All the 3 cards were OK indeed. We had the sensor’s logs intact and lots of great footage from above. Unfortunately, the vertical camera didn’t took any photos or videos for some reason, but the problem was CHDK related (todo #6).
Are we the luckiest guys or earth or what? Here’s a set of photos that speak for them selves:
Box arrives in the mail, from Spain.

Taking the mini SD card off the main board.

This Arduino Mega will have no more missions.

You can see what salt, water and battery acid did to our beloved payload box and electronics.

I don’t think this IXUS100 will work again.

Team and SAPO friends look at the data in the cards, for the first time.

Beyond repair.
And now some photos of the Spacebits 2 flight:

Flight starts. You can see the dust in the sky already.

See the cloud shades projected in the dust? That’s how dirty the sky was. Visibility to the ground was near zero.

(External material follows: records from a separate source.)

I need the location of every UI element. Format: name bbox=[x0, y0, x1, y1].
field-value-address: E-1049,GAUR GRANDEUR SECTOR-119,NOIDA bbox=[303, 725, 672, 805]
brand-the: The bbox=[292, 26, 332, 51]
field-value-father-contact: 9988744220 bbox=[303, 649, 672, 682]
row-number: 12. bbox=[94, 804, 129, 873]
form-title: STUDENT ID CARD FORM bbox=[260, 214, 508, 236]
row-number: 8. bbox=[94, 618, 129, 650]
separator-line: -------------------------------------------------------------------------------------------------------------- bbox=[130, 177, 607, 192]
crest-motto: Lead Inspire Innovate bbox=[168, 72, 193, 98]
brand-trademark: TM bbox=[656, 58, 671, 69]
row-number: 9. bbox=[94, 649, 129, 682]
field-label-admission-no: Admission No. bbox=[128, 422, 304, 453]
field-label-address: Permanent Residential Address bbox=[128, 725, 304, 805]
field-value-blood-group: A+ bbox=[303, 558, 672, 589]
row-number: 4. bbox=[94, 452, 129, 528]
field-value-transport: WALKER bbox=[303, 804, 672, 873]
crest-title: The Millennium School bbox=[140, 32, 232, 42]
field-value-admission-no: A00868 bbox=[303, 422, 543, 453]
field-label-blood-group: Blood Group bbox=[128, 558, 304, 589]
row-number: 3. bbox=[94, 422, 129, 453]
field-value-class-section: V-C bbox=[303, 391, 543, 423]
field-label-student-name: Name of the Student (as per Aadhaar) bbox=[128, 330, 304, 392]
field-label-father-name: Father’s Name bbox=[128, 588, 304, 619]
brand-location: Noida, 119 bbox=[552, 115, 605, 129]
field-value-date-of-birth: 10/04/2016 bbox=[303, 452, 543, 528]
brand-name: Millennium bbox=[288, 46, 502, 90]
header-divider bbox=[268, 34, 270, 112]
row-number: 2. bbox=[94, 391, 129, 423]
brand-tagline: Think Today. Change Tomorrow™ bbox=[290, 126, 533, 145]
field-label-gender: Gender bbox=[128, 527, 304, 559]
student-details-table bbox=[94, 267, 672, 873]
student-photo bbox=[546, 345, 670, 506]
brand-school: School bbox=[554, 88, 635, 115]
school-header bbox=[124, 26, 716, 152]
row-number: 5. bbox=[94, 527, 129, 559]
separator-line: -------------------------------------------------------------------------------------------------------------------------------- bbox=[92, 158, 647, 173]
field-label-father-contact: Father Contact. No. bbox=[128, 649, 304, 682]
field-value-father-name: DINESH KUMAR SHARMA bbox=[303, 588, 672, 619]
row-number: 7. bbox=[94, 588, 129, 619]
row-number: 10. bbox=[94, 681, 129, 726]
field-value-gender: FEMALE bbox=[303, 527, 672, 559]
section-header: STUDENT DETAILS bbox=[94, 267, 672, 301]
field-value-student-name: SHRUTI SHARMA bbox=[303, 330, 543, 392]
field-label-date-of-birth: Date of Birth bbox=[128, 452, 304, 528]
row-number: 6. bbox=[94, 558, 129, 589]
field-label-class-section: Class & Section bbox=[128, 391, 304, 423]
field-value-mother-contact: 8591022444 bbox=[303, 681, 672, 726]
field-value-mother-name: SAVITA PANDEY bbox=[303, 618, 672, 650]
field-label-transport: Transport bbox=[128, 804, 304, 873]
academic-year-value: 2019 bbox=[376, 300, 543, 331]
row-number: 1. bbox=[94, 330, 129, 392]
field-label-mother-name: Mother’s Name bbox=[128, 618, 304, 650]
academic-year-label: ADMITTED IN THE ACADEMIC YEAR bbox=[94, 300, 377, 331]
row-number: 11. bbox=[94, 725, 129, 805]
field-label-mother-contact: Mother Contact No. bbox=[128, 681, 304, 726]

Balloon approaches the sea.
Check the video of the flight. Remember the dust storm? You can clearly see it in the videos. Watch the shadow of the clouds in the dust. The footage isn’t near spectacular as the first flight.
Here’s the RAW data from the onboard mini SD card as well as the spreadsheet with the data post-processed and normalized.
Spacebits 3, 4 and 5 are in the making right now. We just can’t stop doing this. Expect more news within a month or so. See you soon ;)
Comments on mistakes:
#1 – It wasn’t. We would need at least two days to complete everything, which led us to do some of the things in a hurry and have no sleep (again).
#2 – Make sure you solder everything nicely before you go on the road. Bad connections and little details can be a big deal.
#3 – Having no sleep when a big day that requires concentration and physical strength is ahead, is bad, very bad. Most of team members didn’t sleep more than 2-3 hours.
#4 – Do an extensive checklist ffs and review everything on the day before (related to #1 and #3)
#5 – Helium quantities calculations are critical to the success of the flight.
#6 – Normalize the data units and test the radio payload packets with real data before launch, otherwise you nay get in trouble and/or loose important data.
#7 – Don’t change structural stuff, like the API, on the night before the launch.
#8 – Make sure you prepare unit tests for everything by simulating a real flight with real data. Repeat those tests if you change anything. This is basic software development cycle best practices stuff.
#9 – Make sure the SIM cards have roaming enabled. Also, don’t use special operator numbers to send the SMS to, just use a regular +351 prefixed number. If possible, test your module under roaming conditions too.
#10 – The contacts sheet on the payload is very important. It can save it. Make sure you use good materials and protect the sheet with plastic for the case of water.
Todo list for Spacebits 3:
- We could automate the real time road directions calculations with the iPhone/iPad app.
- Also, the client apps on-ground should send their GPS coordinates to the website for future data correlation and analysis.
- Do not touch the main radio design. It works great.
- Client apps should use the built-in compass and tge GPS readings to aid us pointing the Yaggi antenna to the optimal position.
- If you’re going to send your balloon to the sea, make sure it’s Portuguese waters so you can get a free speed boat ride adventure included.
- CHDK is great but it isn’t exactly the most stable piece of software. It’s a hack. It caused us problems before with scripts stopping after the first round of photos. We should improve this and find a way for the camera to give us feedback at the launch spot. Also, we should look at other solutions, we’re buying a Go Pro camera to experiment with.